CCI staff share recent surveys, reports and analysis on risk, compliance, governance, infosec and leadership issues. Share details of your survey with us: editor@corporatecomplianceinsights.com.
Dollar value of competition-related penalties sinks by 97%
As the Trump Administration’s deregulatory agenda takes shape, financial services firms are feeling — or, rather, not feeling — the impact. A new analysis by Wolters Kluwer indicates that regulatory enforcement actions against finserv firms fell by 37% in the first half of 2025.
The company’s regulatory violations index, issued semi-annually, charts regulatory trends affecting US commercial banks, insurers, broker-dealers and other finserv firms, and the latest update reveals a seismic-but-perhaps-unsurprising shift in the federal landscape. Monetary penalties have fallen 32% across the categories tracked by the index, with competition-related penalties, including antitrust violations, experiencing the biggest drop, a 97% decline in dollar value during the first half of 2025.
“We’re witnessing a fundamental transformation in federal enforcement priorities,” Chuck Ross, VP and segment leader of investment compliance solutions and compliance program management at Wolters Kluwer, said in a news release. “While deregulation was anticipated under the new administration, the velocity and magnitude of this enforcement pullback exceeds even the most aggressive predictions.”
Other key findings:
- Competition-related offenses: Enforcement actions cut in half (50% decline); penalty values virtually eliminated (97% decline)
- Consumer protection violations: Enforcement volume down 22%; monetary penalties reduced by 21%
- Financial offenses: Violation volume dropped 53%; penalty amounts decreased 24%
Cybersecurity, AI & supply chains rise on directors’ agendas
The agendas of board directors at public companies continues to expand, with emerging issues like cybersecurity, AI and supply chains increasingly taking up board members’ time, according to a new report from the National Association of Corporate Directors (NACD).
NACD’s survey of about 200 members found that more than three-quarters of directors (77%) are discussing the material and financial implications of cybersecurity incidents, an increase of 25 percentage points from just three years ago, while AI has become a routine topic for 60% of boards, double the rate from 2023.
Similarly, supply chains have risen to become a top-five concern for board directors, up from No. 13 a year ago, NACD reported.
30% of employees have witnessed workplace violence in the past 5 years
Thirty percent of employees reported witnessing workplace violence in the past five years, up from 25% in 2024, while 15% reported being directly targeted by such incidents compared to 12% the previous year, according to Traliant’s annual workplace safety survey. High-risk industries face disproportionate exposure, with 46% of hospitality employees witnessing violence compared to the overall average.
Workplace violence prevention training has increased slightly to 75% of employees since 2024, but significant gaps remain in preparedness, particularly among younger workers, the survey found. Gen Z employees report the lowest confidence in de-escalation skills at 41%, compared to Baby Boomers at 58%.
Other findings:
- Only 60% of employees would feel comfortable reporting safety threats without guaranteed anonymity.
- 89% believe employers need to do more to address workplace safety.
- 93% support mandatory workplace violence prevention legislation beyond California and New York.
The survey of 1,009 US employees at companies with over 100 staff members was conducted by Traliant, a compliance training provider.
Financial firms spend 308 hours annually on mobile communications compliance
Financial services compliance teams spend an average of 308 hours annually managing mobile communications surveillance — approximately six hours per week — according to a survey by MirrorWeb, a communications archiving provider. For 16% of firms, this commitment exceeds 500 hours annually, equivalent to more than one full working day per week.
The survey found that 65% of firms allow employees to use personal devices for business communication, creating oversight challenges.
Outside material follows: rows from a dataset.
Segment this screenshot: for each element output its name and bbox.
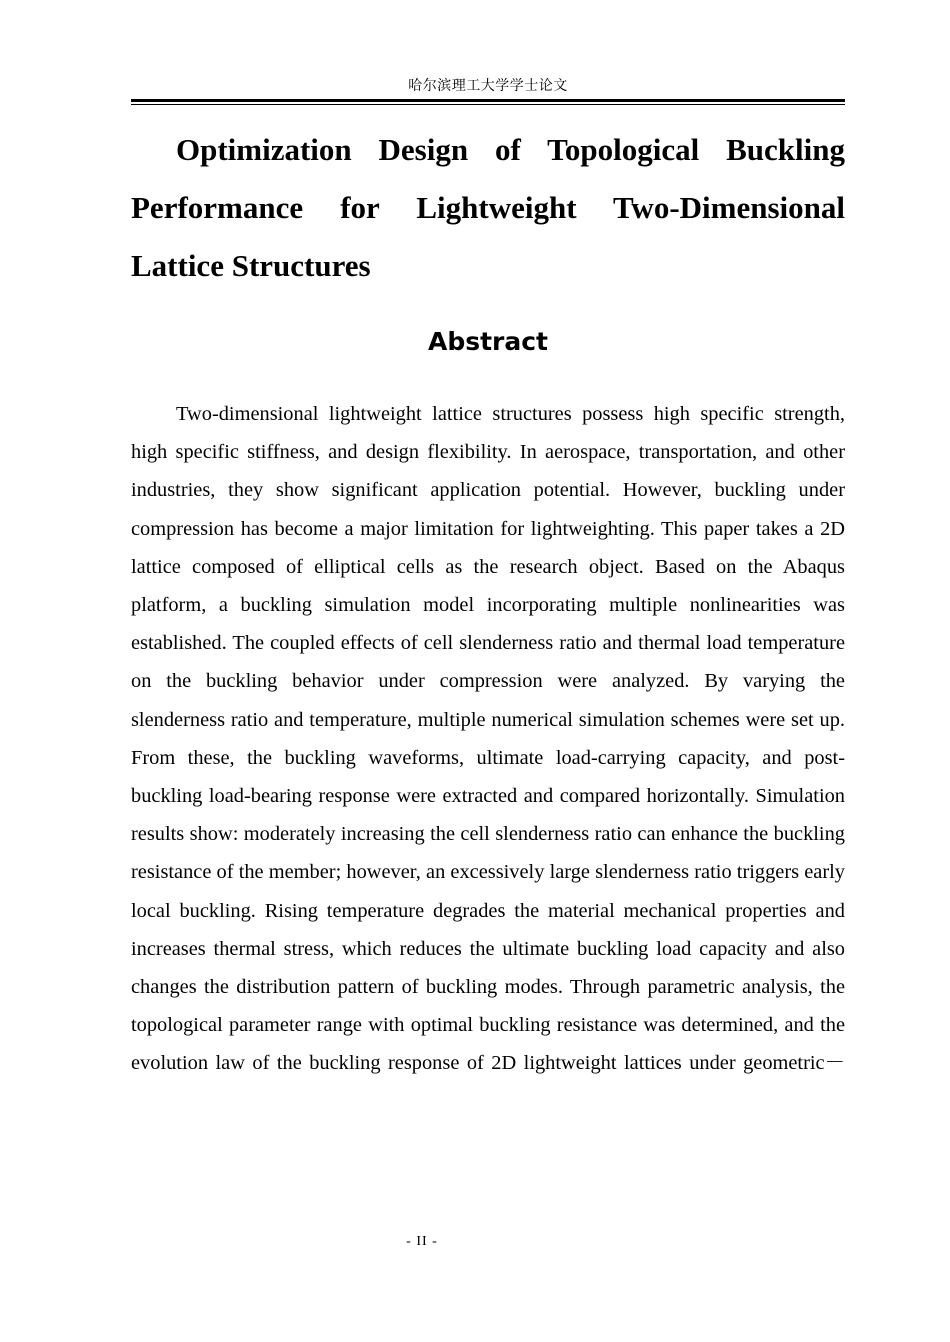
header-rule-thick: [131, 99, 845, 102]
document-title: Optimization Design of Topological Buckling Performance for Lightweight Two-Dimensional Lattice Structures: [131, 132, 845, 283]
header-rule-thin: [131, 104, 845, 105]
page-footer: [131, 1232, 845, 1252]
abstract-body: Two-dimensional lightweight lattice structures possess high specific strength, high specific stiffness, and design flexibility. In aerospace, transportation, and other industries, they show significant application potential. However, buckling under compression has become a major limitation for lightweighting. This paper takes a 2D lattice composed of elliptical cells as the research object. Based on the Abaqus platform, a buckling simulation model incorporating multiple nonlinearities was established. The coupled effects of cell slenderness ratio and thermal load temperature on the buckling behavior under compression were analyzed. By varying the slenderness ratio and temperature, multiple numerical simulation schemes were set up. From these, the buckling waveforms, ultimate load-carrying capacity, and post-buckling load-bearing response were extracted and compared horizontally. Simulation results show: moderately increasing the cell slenderness ratio can enhance the buckling resistance of the member; however, an excessively large slenderness ratio triggers early local buckling. Rising temperature degrades the material mechanical properties and increases thermal stress, which reduces the ultimate buckling load capacity and also changes the distribution pattern of buckling modes. Through parametric analysis, the topological parameter range with optimal buckling resistance was determined, and the evolution law of the buckling response of 2D lightweight lattices under geometric－: [131, 403, 845, 1075]
running-header: 哈尔滨理工大学学士论文: [408, 78, 568, 94]
abstract-heading: Abstract: [427, 327, 549, 356]
page-number: - II -: [406, 1234, 438, 1249]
Only 29% have monitoring tools in place for such usage, while 14% permit personal device usage without any compliance oversight and 6% admit to having no formal archiving solution at all.
Despite resource-intensive surveillance processes, 59% of senior leaders believe their current mobile communications compliance approach improves productivity, while 23% report it disrupts operations. The disconnect suggests varying perspectives on compliance effectiveness across organizational levels.
The survey of 200 senior compliance decision-makers was conducted by MirrorWeb, which provides AI-driven compliance monitoring solutions for financial services firms.